Fig. 4: Comparison of Site (soil) effects and sources of variability.
figure 4

a Log2FC in the relative abundance of bacterial phyla between soil from the two research sites (ARDEC and Pendleton). The text within each box in the Log2FC with significant (P < 0.05) values in black and non-significant in grey. Positive values are enriched at Pendleton and negative values at ARDEC. b Variability in Log2FC comparing the two soil sites (ARDEC and Pendleton). Variability was calculated at the phylum (left), class (middle), and genus (right) taxonomic levels as the range (i.e. abs (max–min)) in Log2FC values for each of the 13 phyla, 33 classes, and 161 genera with at least one significant difference between the two sites for all combinations of sequence run and library. Lab3 was not included in the analysis as it did not include the Seq and PCR/Seq libraries. Each point is the average Log2FC range with blue bars indicating the 95% confidence interval. Overlapping red arrowed lines indicate non-significant comparisons (P > 0.05) based on repeated measures ANOVA and FDR-adjusted P-values.

Discussion

This study evaluated the reproducibility of a soil community analysis and tested different diagnostics to detect unusual sequence runs. Using a standard protocol to negate workflow effects, six laboratories employed varying levels of autonomy in sequence library preparation with three main entry points of error: DNA extraction, PCR amplification, and sequencing. One of the labs (Lab2.a) produced results with very different taxonomic profiles than the others and two labs generated libraries with relatively low (Lab5) or high (Lab3) sequence reads. Although library size and number of quality-filtered reads identified the labs with the outlier sequence reads, neither the library metrics nor the mock community positive control indicated that Lab2.a was aberrant. With this unique dataset, we identified bioinformatic analyses that could be applied as diagnostics for low-quality or aberrant sequence runs. Throughout, we consider a successful sequence run to be one that generates a soil community profile with high similarity between laboratories.
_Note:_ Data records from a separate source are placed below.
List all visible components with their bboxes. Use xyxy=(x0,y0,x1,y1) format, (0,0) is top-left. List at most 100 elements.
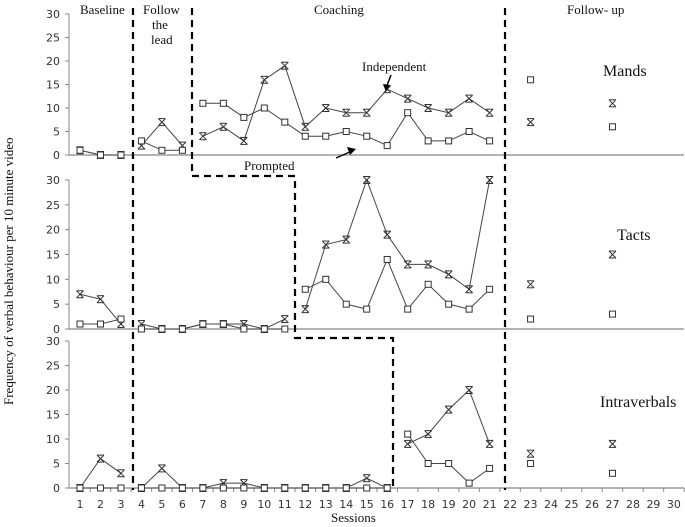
asterisk-marker xyxy=(465,386,473,394)
square-marker xyxy=(342,484,350,492)
asterisk-marker xyxy=(342,108,351,117)
square-marker xyxy=(76,320,84,328)
square-marker xyxy=(465,479,473,487)
x-tick-label: 19 xyxy=(442,498,456,511)
x-tick-label: 22 xyxy=(503,498,517,511)
y-tick-label: 25 xyxy=(46,32,60,45)
asterisk-marker xyxy=(260,75,269,84)
asterisk-marker xyxy=(96,295,105,304)
asterisk-marker xyxy=(158,118,166,127)
asterisk-marker xyxy=(608,99,617,108)
y-tick-label: 5 xyxy=(53,458,60,471)
asterisk-marker xyxy=(485,176,494,184)
asterisk-marker xyxy=(362,176,371,184)
x-tick-label: 2 xyxy=(97,498,104,511)
square-marker xyxy=(240,484,248,492)
x-tick-label: 10 xyxy=(257,498,271,511)
asterisk-marker xyxy=(465,94,473,103)
square-marker xyxy=(342,128,350,135)
square-marker xyxy=(486,464,494,472)
y-tick-label: 0 xyxy=(53,149,60,162)
x-tick-label: 25 xyxy=(565,498,579,511)
asterisk-marker xyxy=(76,290,84,299)
x-tick-label: 11 xyxy=(278,498,292,511)
asterisk-marker xyxy=(219,122,228,131)
y-tick-label: 10 xyxy=(46,433,60,446)
asterisk-marker xyxy=(199,132,207,141)
square-marker xyxy=(240,113,248,121)
phase-label-baseline: Baseline xyxy=(80,2,125,17)
arrow-icon-prompted xyxy=(335,147,356,159)
square-marker xyxy=(199,484,207,492)
square-marker xyxy=(404,305,412,313)
phase-label-follow-the-lead-1: Follow xyxy=(143,2,180,17)
x-tick-label: 29 xyxy=(646,498,660,511)
square-marker xyxy=(260,104,268,112)
x-tick-label: 6 xyxy=(179,498,186,511)
y-tick-label: 25 xyxy=(46,360,60,373)
asterisk-marker xyxy=(301,305,310,314)
square-marker xyxy=(445,300,453,308)
y-tick-label: 0 xyxy=(53,482,60,495)
x-tick-label: 27 xyxy=(605,498,619,511)
square-marker xyxy=(424,460,432,467)
x-tick-label: 23 xyxy=(524,498,538,511)
square-marker xyxy=(76,146,84,154)
square-marker xyxy=(527,315,535,323)
asterisk-marker xyxy=(158,464,166,473)
x-tick-label: 28 xyxy=(626,498,640,511)
x-axis-label: Sessions xyxy=(331,510,376,525)
asterisk-marker xyxy=(424,104,433,112)
square-marker xyxy=(219,99,227,107)
square-marker xyxy=(322,484,330,492)
square-marker xyxy=(486,285,494,293)
x-tick-label: 3 xyxy=(117,498,124,511)
x-tick-label: 15 xyxy=(360,498,374,511)
asterisk-marker xyxy=(383,230,392,239)
y-tick-label: 5 xyxy=(53,126,60,139)
x-tick-label: 4 xyxy=(138,498,145,511)
phase-label-coaching: Coaching xyxy=(314,2,364,17)
square-marker xyxy=(404,430,412,438)
phase-change-lines xyxy=(131,8,507,490)
x-tick-label: 14 xyxy=(339,498,353,511)
square-marker xyxy=(383,255,391,263)
y-tick-label: 30 xyxy=(46,174,60,187)
asterisk-marker xyxy=(608,250,617,259)
square-marker xyxy=(158,146,166,154)
square-marker xyxy=(137,137,145,145)
square-marker xyxy=(240,325,248,333)
square-marker xyxy=(281,484,289,492)
y-axis-label: Frequency of verbal behaviour per 10 min… xyxy=(1,138,16,406)
square-marker xyxy=(342,300,350,308)
annotation-independent: Independent xyxy=(362,59,427,74)
square-marker xyxy=(96,320,104,328)
x-tick-label: 8 xyxy=(220,498,227,511)
square-marker xyxy=(219,320,227,328)
asterisk-marker xyxy=(280,61,289,70)
square-marker xyxy=(322,275,330,283)
square-marker xyxy=(465,305,473,313)
square-marker xyxy=(301,285,309,293)
square-marker xyxy=(117,484,125,492)
square-marker xyxy=(383,142,391,150)
data-series xyxy=(76,61,617,492)
square-marker xyxy=(424,137,432,145)
square-marker xyxy=(363,305,371,313)
asterisk-marker xyxy=(403,94,412,103)
asterisk-marker xyxy=(526,118,535,127)
x-tick-label: 18 xyxy=(421,498,435,511)
x-tick-label: 17 xyxy=(401,498,415,511)
asterisk-marker xyxy=(526,449,535,458)
x-tick-label: 9 xyxy=(240,498,247,511)
y-tick-label: 0 xyxy=(53,323,60,336)
asterisk-marker xyxy=(444,405,453,414)
asterisk-marker xyxy=(485,108,494,117)
square-marker xyxy=(158,325,166,333)
asterisk-marker xyxy=(444,270,453,279)
square-marker xyxy=(199,320,207,328)
asterisk-marker xyxy=(117,469,125,478)
square-marker xyxy=(301,484,309,492)
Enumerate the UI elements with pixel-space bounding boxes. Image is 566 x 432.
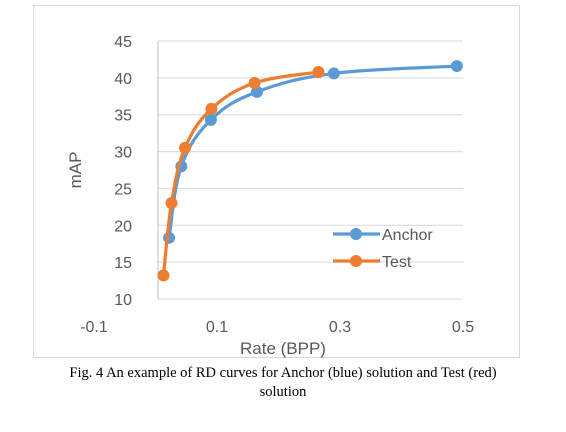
y-tick-label: 25 xyxy=(114,181,132,198)
test-data-point xyxy=(312,65,325,78)
x-tick-label: -0.1 xyxy=(80,319,108,336)
legend-test-label: Test xyxy=(382,254,412,271)
caption-line-2: solution xyxy=(259,384,307,400)
test-data-point xyxy=(165,197,178,210)
x-tick-label: 0.1 xyxy=(206,319,228,336)
rd-curve-chart: 10 15 20 25 30 35 40 45 -0.1 0.1 0.3 0.5 Rate (BPP) m… xyxy=(66,34,474,358)
y-tick-label: 30 xyxy=(114,145,132,162)
legend-anchor-marker xyxy=(350,228,362,240)
caption-line-1: Fig. 4 An example of RD curves for Ancho… xyxy=(69,365,497,381)
x-axis-title: Rate (BPP) xyxy=(240,339,326,358)
y-tick-label: 40 xyxy=(114,71,132,88)
figure-caption: Fig. 4 An example of RD curves for Ancho… xyxy=(0,364,566,402)
test-data-point xyxy=(157,269,170,282)
anchor-data-point xyxy=(450,60,463,73)
test-data-point xyxy=(248,77,261,90)
legend-anchor-label: Anchor xyxy=(382,227,433,244)
test-series-line xyxy=(161,70,321,278)
y-tick-label: 20 xyxy=(114,218,132,235)
test-data-point xyxy=(179,141,192,154)
y-tick-label: 45 xyxy=(114,34,132,51)
x-tick-label: 0.3 xyxy=(329,319,351,336)
y-tick-label: 35 xyxy=(114,108,132,125)
anchor-data-point xyxy=(204,113,217,126)
y-tick-label: 15 xyxy=(114,255,132,272)
y-tick-label: 10 xyxy=(114,292,132,309)
anchor-data-point xyxy=(327,67,340,80)
y-axis-title: mAP xyxy=(66,152,85,189)
legend-test-marker xyxy=(350,255,362,267)
x-tick-label: 0.5 xyxy=(452,319,474,336)
test-data-point xyxy=(205,102,218,115)
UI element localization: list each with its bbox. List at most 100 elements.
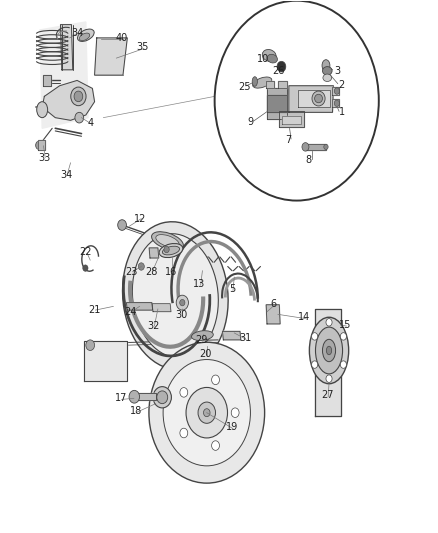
Circle shape — [324, 144, 328, 150]
Ellipse shape — [37, 102, 48, 118]
Ellipse shape — [79, 33, 90, 41]
Text: 33: 33 — [38, 152, 50, 163]
Polygon shape — [42, 80, 95, 120]
Ellipse shape — [157, 391, 168, 403]
Text: 1: 1 — [339, 107, 345, 117]
Circle shape — [302, 143, 309, 151]
Text: 30: 30 — [176, 310, 188, 320]
Ellipse shape — [74, 91, 83, 102]
Text: 26: 26 — [272, 66, 284, 76]
Text: 4: 4 — [87, 118, 93, 128]
Text: 10: 10 — [257, 54, 269, 64]
Text: 20: 20 — [200, 349, 212, 359]
Polygon shape — [267, 95, 287, 112]
Ellipse shape — [186, 387, 227, 438]
Text: 2: 2 — [338, 80, 344, 90]
Polygon shape — [315, 309, 341, 416]
Ellipse shape — [162, 246, 180, 255]
Text: 29: 29 — [195, 335, 208, 345]
Ellipse shape — [152, 232, 184, 251]
Circle shape — [180, 300, 185, 306]
Circle shape — [176, 295, 188, 310]
Polygon shape — [95, 38, 127, 75]
Polygon shape — [135, 393, 155, 400]
Polygon shape — [266, 82, 274, 88]
Ellipse shape — [71, 87, 86, 106]
Ellipse shape — [309, 317, 349, 384]
Ellipse shape — [123, 222, 228, 370]
Text: 24: 24 — [125, 306, 137, 317]
Circle shape — [334, 100, 339, 107]
Ellipse shape — [153, 386, 171, 408]
Text: 27: 27 — [321, 390, 333, 400]
Circle shape — [118, 220, 127, 230]
Circle shape — [86, 340, 95, 351]
Ellipse shape — [132, 233, 218, 358]
Text: 21: 21 — [88, 305, 101, 315]
Circle shape — [326, 375, 332, 382]
Text: 13: 13 — [193, 279, 205, 288]
Ellipse shape — [322, 60, 330, 71]
Text: 35: 35 — [136, 43, 149, 52]
Ellipse shape — [262, 50, 276, 61]
Ellipse shape — [156, 235, 179, 247]
Text: 15: 15 — [339, 320, 352, 330]
Polygon shape — [289, 86, 333, 112]
Polygon shape — [332, 99, 339, 107]
Circle shape — [311, 361, 318, 368]
Polygon shape — [278, 82, 287, 88]
Text: 3: 3 — [334, 66, 340, 76]
Circle shape — [129, 390, 140, 403]
Circle shape — [75, 112, 84, 123]
Polygon shape — [84, 341, 127, 381]
Text: 17: 17 — [115, 393, 127, 403]
Text: 7: 7 — [285, 135, 291, 145]
Text: 23: 23 — [126, 267, 138, 277]
Text: 6: 6 — [271, 298, 277, 309]
Polygon shape — [60, 25, 73, 70]
Text: 18: 18 — [130, 406, 142, 416]
Text: 16: 16 — [165, 267, 177, 277]
Text: 12: 12 — [134, 214, 147, 224]
Circle shape — [311, 333, 318, 340]
Circle shape — [164, 246, 169, 253]
Circle shape — [326, 319, 332, 326]
Circle shape — [277, 61, 286, 72]
Text: 19: 19 — [226, 422, 238, 432]
Polygon shape — [38, 140, 45, 150]
Text: 40: 40 — [116, 33, 128, 43]
Polygon shape — [149, 248, 159, 258]
Circle shape — [231, 408, 239, 417]
Ellipse shape — [252, 77, 258, 86]
Ellipse shape — [253, 77, 272, 88]
Circle shape — [340, 333, 346, 340]
Text: 25: 25 — [238, 82, 251, 92]
Circle shape — [212, 375, 219, 385]
Circle shape — [35, 141, 42, 150]
Circle shape — [180, 387, 188, 397]
Text: 34: 34 — [71, 28, 83, 38]
Text: 22: 22 — [80, 247, 92, 256]
Polygon shape — [152, 304, 171, 312]
Text: 14: 14 — [298, 312, 310, 322]
Text: 32: 32 — [147, 321, 160, 331]
Polygon shape — [40, 22, 88, 128]
Ellipse shape — [204, 409, 210, 417]
Polygon shape — [306, 144, 326, 150]
Ellipse shape — [315, 327, 343, 374]
Polygon shape — [297, 90, 330, 107]
Ellipse shape — [78, 29, 94, 42]
Ellipse shape — [159, 244, 183, 257]
Circle shape — [138, 263, 145, 270]
Ellipse shape — [198, 402, 215, 423]
Circle shape — [83, 265, 88, 271]
Ellipse shape — [312, 91, 325, 106]
Ellipse shape — [267, 54, 277, 63]
Circle shape — [212, 441, 219, 450]
Text: 9: 9 — [247, 117, 254, 127]
Ellipse shape — [191, 330, 213, 341]
Ellipse shape — [326, 346, 332, 355]
Ellipse shape — [322, 67, 332, 75]
Polygon shape — [332, 87, 339, 95]
Polygon shape — [223, 332, 241, 340]
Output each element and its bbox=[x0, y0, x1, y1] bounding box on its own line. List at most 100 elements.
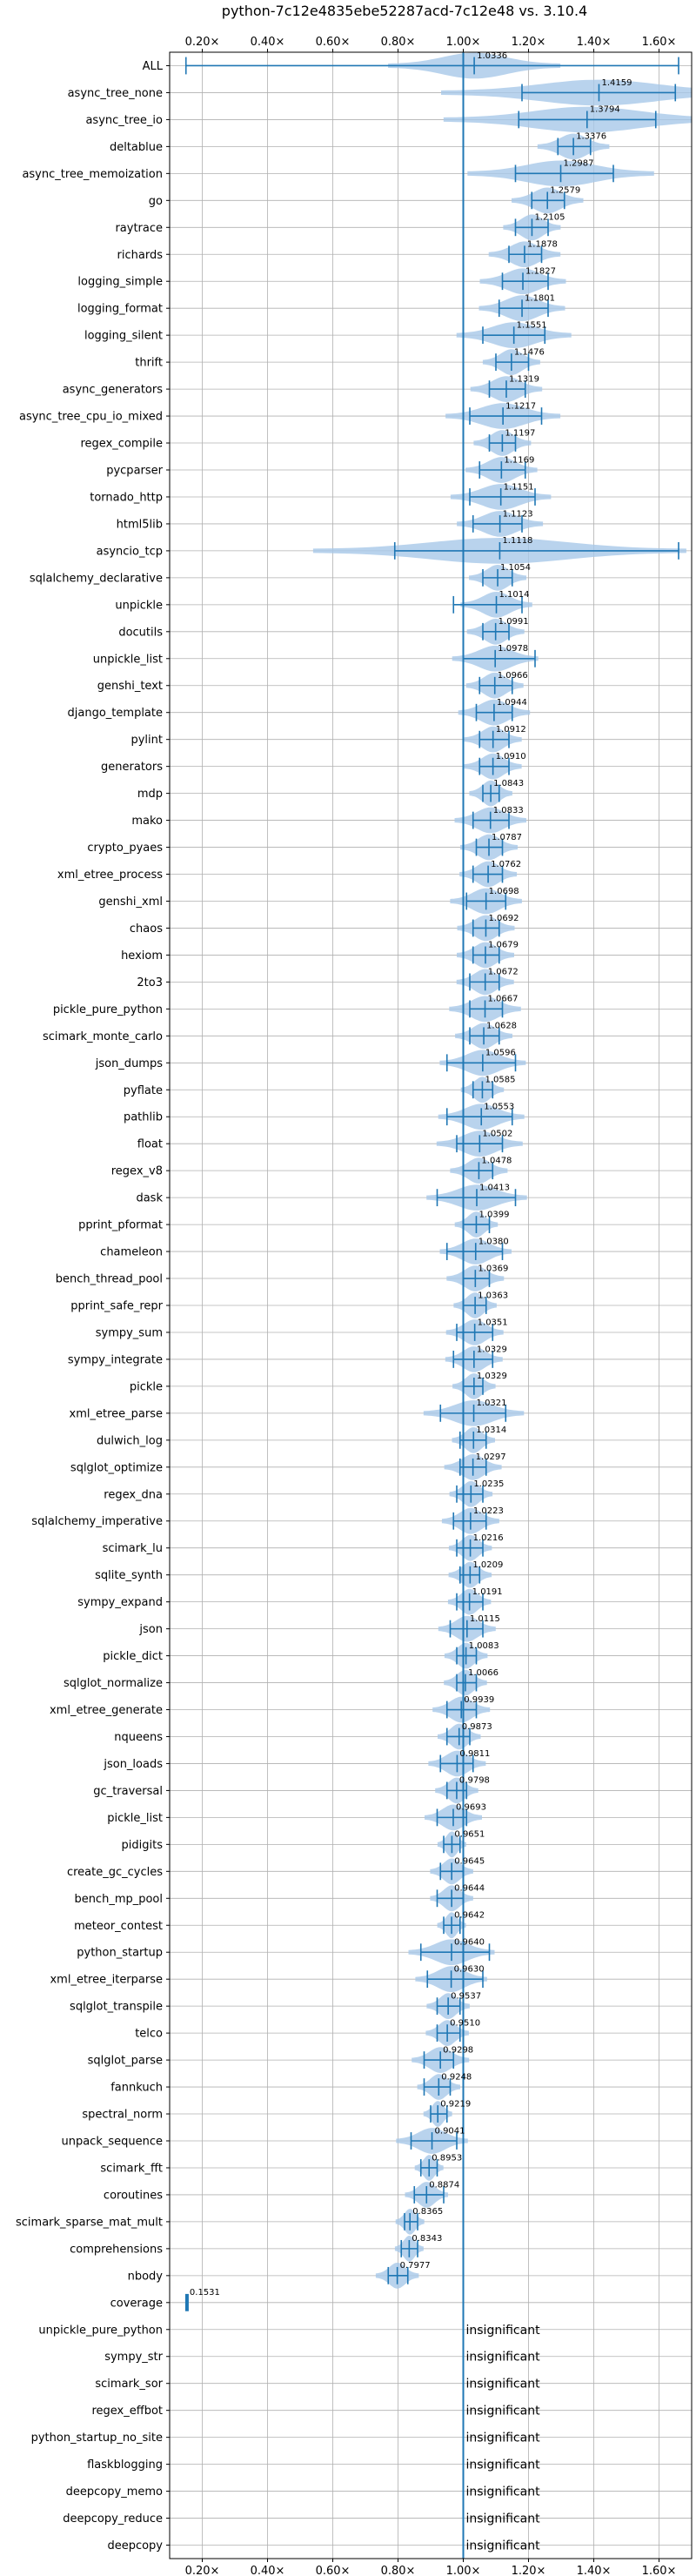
value-label: 1.1054 bbox=[500, 563, 531, 573]
benchmark-label: pycparser bbox=[106, 465, 163, 478]
benchmark-label: pickle_list bbox=[107, 1812, 163, 1825]
benchmark-label: sympy_str bbox=[104, 2351, 163, 2364]
insignificant-label: insignificant bbox=[466, 2432, 541, 2445]
benchmark-label: python_startup_no_site bbox=[31, 2432, 163, 2445]
x-tick-label-top: 1.20× bbox=[512, 36, 546, 49]
benchmark-label: pprint_pformat bbox=[78, 1219, 163, 1232]
benchmark-label: async_tree_memoization bbox=[22, 168, 163, 181]
value-label: 1.0912 bbox=[496, 725, 526, 735]
benchmark-label: 2to3 bbox=[137, 976, 163, 989]
benchmark-label: flaskblogging bbox=[87, 2459, 163, 2472]
value-label: 1.0553 bbox=[484, 1103, 514, 1112]
benchmark-label: json bbox=[138, 1623, 163, 1636]
value-label: 1.0336 bbox=[477, 51, 507, 61]
value-label: 1.1319 bbox=[509, 374, 539, 384]
insignificant-label: insignificant bbox=[466, 2485, 541, 2499]
value-label: 1.0596 bbox=[485, 1049, 516, 1058]
benchmark-label: thrift bbox=[135, 357, 163, 370]
value-label: 1.2105 bbox=[534, 213, 565, 223]
value-label: 1.0223 bbox=[473, 1506, 504, 1516]
value-label: 1.0672 bbox=[488, 968, 519, 977]
benchmark-label: nqueens bbox=[114, 1731, 163, 1744]
value-label: 1.0369 bbox=[478, 1264, 508, 1273]
benchmark-label: regex_compile bbox=[80, 438, 163, 451]
value-label: 0.1531 bbox=[190, 2288, 220, 2298]
value-label: 1.0191 bbox=[472, 1587, 503, 1597]
benchmark-label: json_dumps bbox=[95, 1057, 163, 1070]
benchmark-label: spectral_norm bbox=[82, 2109, 163, 2122]
value-label: 1.0991 bbox=[499, 617, 529, 627]
value-label: 0.7977 bbox=[400, 2261, 431, 2271]
benchmark-label: django_template bbox=[68, 707, 163, 720]
benchmark-label: async_tree_cpu_io_mixed bbox=[19, 411, 163, 424]
benchmark-label: logging_format bbox=[77, 303, 163, 316]
plot-frame bbox=[169, 51, 693, 2559]
value-label: 1.3794 bbox=[590, 105, 620, 115]
value-label: 1.0478 bbox=[481, 1156, 512, 1165]
benchmark-label: logging_silent bbox=[84, 330, 163, 343]
insignificant-label: insignificant bbox=[466, 2324, 541, 2338]
benchmark-label: sympy_sum bbox=[96, 1326, 163, 1339]
benchmark-label: nbody bbox=[128, 2270, 164, 2283]
value-label: 0.9873 bbox=[462, 1722, 492, 1732]
value-label: 0.9510 bbox=[450, 2018, 480, 2028]
value-label: 1.0762 bbox=[491, 860, 521, 869]
benchmark-label: deepcopy_memo bbox=[66, 2485, 163, 2499]
benchmark-label: scimark_lu bbox=[103, 1542, 163, 1555]
benchmark-label: scimark_fft bbox=[100, 2162, 163, 2175]
value-label: 1.1551 bbox=[517, 320, 547, 330]
benchmark-label: regex_effbot bbox=[91, 2405, 163, 2418]
benchmark-label: sqlite_synth bbox=[95, 1569, 163, 1582]
value-label: 1.0692 bbox=[488, 914, 519, 923]
value-label: 0.9219 bbox=[440, 2099, 471, 2109]
benchmark-label: generators bbox=[101, 761, 163, 774]
benchmark-label: regex_dna bbox=[104, 1488, 163, 1501]
x-tick-label-top: 0.60× bbox=[316, 36, 351, 49]
value-label: 1.1878 bbox=[527, 240, 558, 250]
benchmark-label: genshi_xml bbox=[98, 896, 163, 909]
value-label: 1.0833 bbox=[493, 806, 524, 815]
benchmark-label: logging_simple bbox=[77, 276, 163, 289]
value-label: 1.0698 bbox=[489, 887, 519, 896]
value-label: 0.9939 bbox=[464, 1695, 494, 1705]
benchmark-label: deepcopy bbox=[107, 2539, 163, 2553]
benchmark-label: gc_traversal bbox=[93, 1785, 163, 1798]
insignificant-label: insignificant bbox=[466, 2378, 541, 2392]
benchmark-label: go bbox=[149, 195, 163, 208]
benchmark-label: pickle_dict bbox=[103, 1650, 163, 1663]
insignificant-label: insignificant bbox=[466, 2405, 541, 2418]
value-label: 1.0910 bbox=[496, 752, 526, 761]
x-tick-label-top: 0.80× bbox=[381, 36, 416, 49]
benchmark-label: async_generators bbox=[63, 384, 164, 397]
chart-marks bbox=[184, 52, 692, 2559]
value-label: 0.9644 bbox=[454, 1884, 485, 1894]
value-label: 1.1151 bbox=[504, 482, 534, 492]
x-tick-label-bottom: 0.20× bbox=[185, 2565, 220, 2576]
benchmark-label: hexiom bbox=[121, 949, 163, 963]
benchmark-label: asyncio_tcp bbox=[97, 545, 163, 558]
value-label: 1.0628 bbox=[486, 1022, 517, 1031]
benchmark-label: dask bbox=[136, 1192, 163, 1205]
value-label: 0.9041 bbox=[435, 2126, 465, 2136]
benchmark-label: fannkuch bbox=[110, 2082, 163, 2095]
benchmark-label: scimark_sor bbox=[95, 2378, 163, 2391]
value-label: 1.0216 bbox=[473, 1533, 504, 1543]
chart-labels: 0.20× 0.20× 0.40× 0.40× 0.60× 0.60× 0.80× 0.80×… bbox=[16, 36, 676, 2576]
value-label: 1.0380 bbox=[478, 1237, 509, 1246]
benchmark-label: xml_etree_parse bbox=[70, 1407, 163, 1420]
benchmark-label: pprint_safe_repr bbox=[70, 1300, 163, 1313]
value-label: 1.0115 bbox=[470, 1614, 500, 1624]
value-label: 1.0679 bbox=[488, 941, 519, 950]
benchmark-label: raytrace bbox=[115, 222, 163, 235]
value-label: 1.0966 bbox=[498, 671, 528, 681]
benchmark-label: comprehensions bbox=[70, 2243, 163, 2256]
value-label: 1.0978 bbox=[498, 644, 528, 654]
x-tick-label-top: 0.20× bbox=[185, 36, 220, 49]
benchmark-label: telco bbox=[135, 2028, 163, 2041]
x-tick-label-bottom: 0.60× bbox=[316, 2565, 351, 2576]
value-label: 1.0843 bbox=[493, 779, 524, 788]
benchmark-label: async_tree_none bbox=[68, 87, 163, 100]
value-label: 1.0329 bbox=[477, 1372, 507, 1381]
benchmark-label: bench_thread_pool bbox=[56, 1273, 163, 1286]
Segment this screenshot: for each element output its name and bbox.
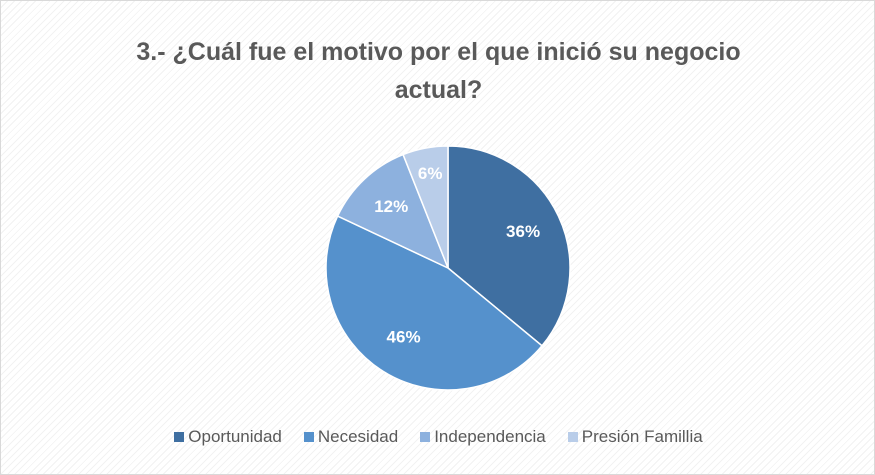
legend-swatch <box>174 432 185 442</box>
legend-swatch <box>567 432 578 442</box>
legend-entry: Necesidad <box>303 427 399 447</box>
legend-swatch <box>420 432 431 442</box>
pie-slice <box>402 145 449 269</box>
legend-label: Independencia <box>434 427 546 446</box>
data-label: 46% <box>387 328 421 347</box>
data-label: 6% <box>418 164 443 183</box>
legend-entry: Oportunidad <box>174 427 282 447</box>
legend-label: Presión Famillia <box>581 427 703 446</box>
chart-title: 3.- ¿Cuál fue el motivo por el que inici… <box>136 38 741 104</box>
data-label: 12% <box>374 197 408 216</box>
legend-entry: Independencia <box>420 427 546 447</box>
pie-slice <box>325 215 544 391</box>
legend-label: Necesidad <box>317 427 399 446</box>
legend-entry: Presión Famillia <box>567 427 703 447</box>
legend-label: Oportunidad <box>188 427 282 446</box>
legend-swatch <box>303 432 314 442</box>
pie-slice <box>447 145 571 347</box>
pie-slice <box>336 153 450 270</box>
data-label: 36% <box>506 222 540 241</box>
legend: Oportunidad Necesidad Independencia Presión… <box>1 427 875 447</box>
The introduction of bias or variability within most steps of the microbial community sequencing workflow can impact downstream results (e.g. diversity measures) and potentially skew comparative outcomes and interpretations. In using a single protocol to negate workflow bias, we observed that variability increased with increasing laboratory autonomy in which DNA extraction was a greater source of variability than PCR or the individual MinION sequence device and flow cell.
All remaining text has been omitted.